Sergio Leone, érase una vez el rey del espagueti western

  • Una exposición recuerda en Roma al director italiano, rey del género que se conoce como 'espagueti western'

  • Ennio Morricone, Clint Eastwood y los desiertos de Almería fueron sus sellos de identidad

Los títulos de crédito anuncian en la pantalla que un tal Bob Robertson dirige Por un puñado de dólares. Suenan una flauta y unos silbidos inconfundibles. Estamos, sin duda, ante el primer gran éxito de Sergio Leone, el rey del 'espagueti western'. Pero resulta que en 1964, cuando salió la película, el director que todavía no era nadie sí que podía presumir ya de ser el gamberro que siempre fue. Firmó el filme con pseudónimo, en honor a su padre, Vincenzo Leone, que a su vez utilizó el sobrenombre de Roberto Roberti para ocultar a su familia que quería hacer carrera en el cine.

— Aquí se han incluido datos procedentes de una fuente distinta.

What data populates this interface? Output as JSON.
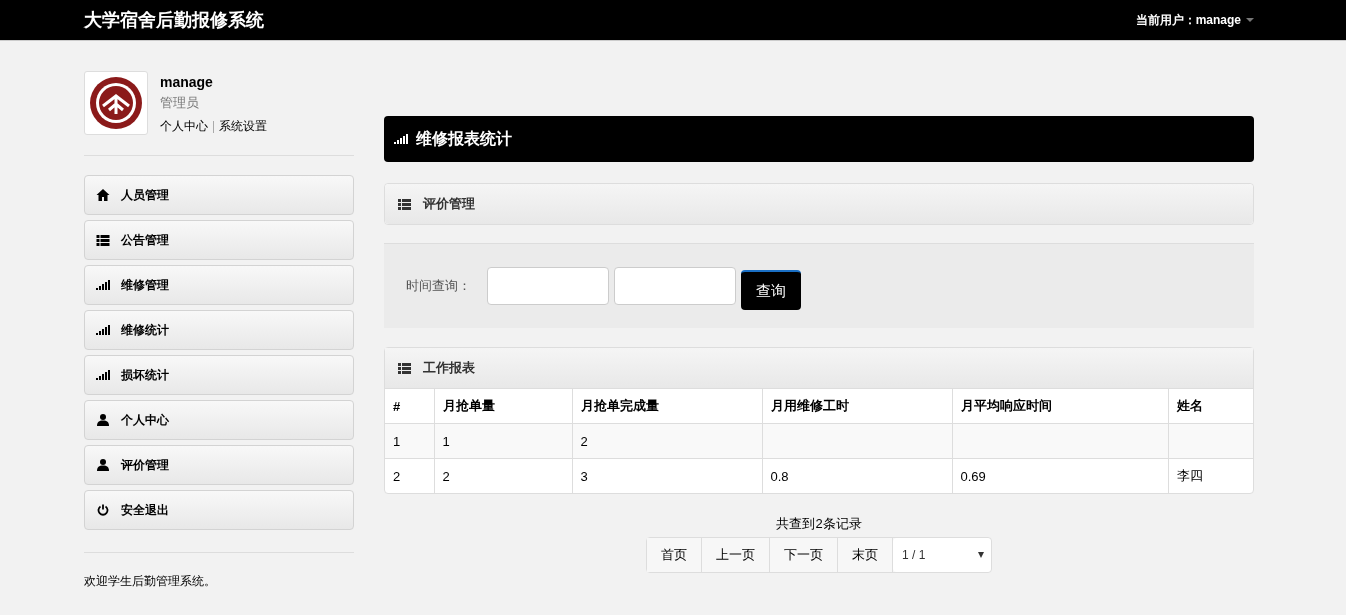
{
  "navbar": {
    "title": "大学宿舍后勤报修系统",
    "user_menu": "当前用户：manage"
  },
  "profile": {
    "name": "manage",
    "role": "管理员",
    "links": [
      "个人中心",
      "系统设置"
    ]
  },
  "menu": [
    {
      "label": "人员管理"
    },
    {
      "label": "公告管理"
    },
    {
      "label": "维修管理"
    },
    {
      "label": "维修统计"
    },
    {
      "label": "损坏统计"
    },
    {
      "label": "个人中心"
    },
    {
      "label": "评价管理"
    },
    {
      "label": "安全退出"
    }
  ],
  "footer": "欢迎学生后勤管理系统。",
  "page_header": "维修报表统计",
  "filter_panel": {
    "title": "评价管理",
    "label": "时间查询：",
    "button": "查询"
  },
  "report": {
    "title": "工作报表",
    "columns": [
      "#",
      "月抢单量",
      "月抢单完成量",
      "月用维修工时",
      "月平均响应时间",
      "姓名"
    ],
    "rows": [
      [
        "1",
        "1",
        "2",
        null,
        null,
        null
      ],
      [
        "2",
        "2",
        "3",
        "0.8",
        "0.69",
        "李四"
      ]
    ]
  },
  "pagination": {
    "summary": "共查到2条记录",
    "buttons": [
      "首页",
      "上一页",
      "下一页",
      "末页"
    ],
    "page_select": "1 / 1"
  }
}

Nada más entrar a Érase una vez Sergio Leone, la exposición que recuerda estos días al director en el museo del Ara Pacis de Roma, se ven las primeras fotos en blanco y negro de padre e hijo. La trayectoria del mayor de los Leone le sirvió al pequeño para conocer los míticos estudios de Cinecittà, ponerse a las órdenes de grandes como Vittorio de Sica o William Wyler -eran los tiempos en los que las estrellas de Hollywood desfilaban por Roma- y hacer su primera película, El ElColoso de Rodas (1961). Sin embargo, fue con la segunda, Por un Puñado de dólares, con la que ingresó en el olimpo.

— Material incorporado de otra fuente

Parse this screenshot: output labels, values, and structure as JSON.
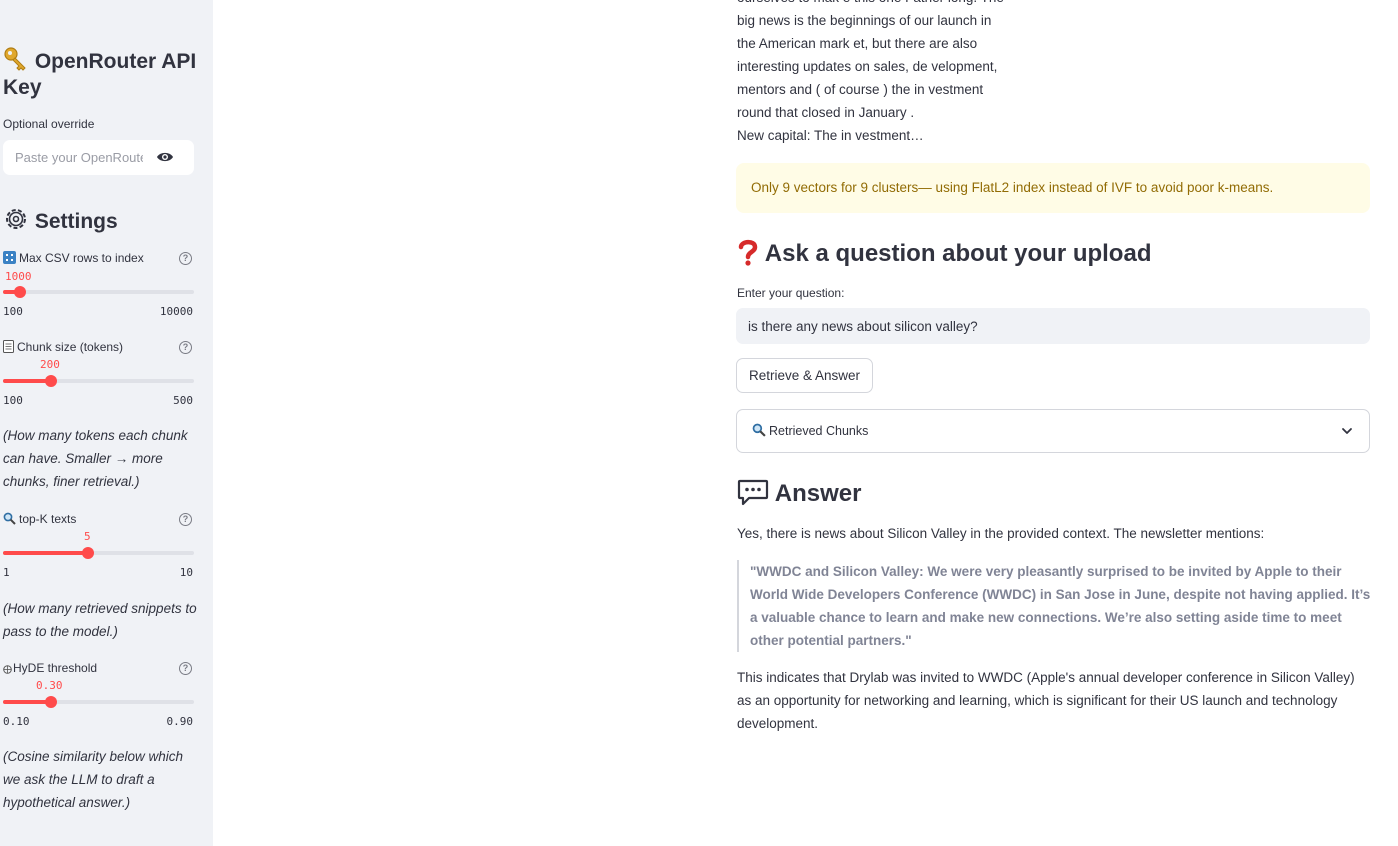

“Dear Sergio Leone”, comienza una carta de Akira Kurosawa, que se puede ver en la muestra, en la que le pide explicaciones por haberle copiado la obra. El director japonés acababa de estrenar Yojimbo (1961), una historia de samuráis, que Sergio Leone no tuvo ningún reparo en copiar plano por plano, adaptándola al lejano Oeste. En las salas de la exposición, unas pantallas a modo de VAR tampoco tienen complejos en reconocerlo.

Kurosawa ganó el litigio y, como compensación, consiguió quedarse con los derechos de Por un puñado de dólares en Japón y obtener un 15% de la recaudación a nivel mundial. Demasiado bueno -o demasiado rentable- debía ser lo que acaba de hacer el italiano para que el plan no fuera hundirlo sino aprovecharse de él. Había nacido el 'espagueti western'.

Un nuevo modo de contar el Oeste

Las pelis de romanos, con las que se inició Leone, habían pasado de moda. Y el boom económico de los sesenta exigía ir más allá del neorrealismo italiano, tan brillante como deprimente. A unos, como a Fellini, les dio por el surrealismo; a otros, como a Pasolini, por el existencialismo. Mientras que a Sergio Leone -que se había visto todo el western de John Ford y guardaba en el cajón la novela americana de Dos Passos, Hemingway, Fitgerald o Chandler- quiso reinventar el cine de vaqueros.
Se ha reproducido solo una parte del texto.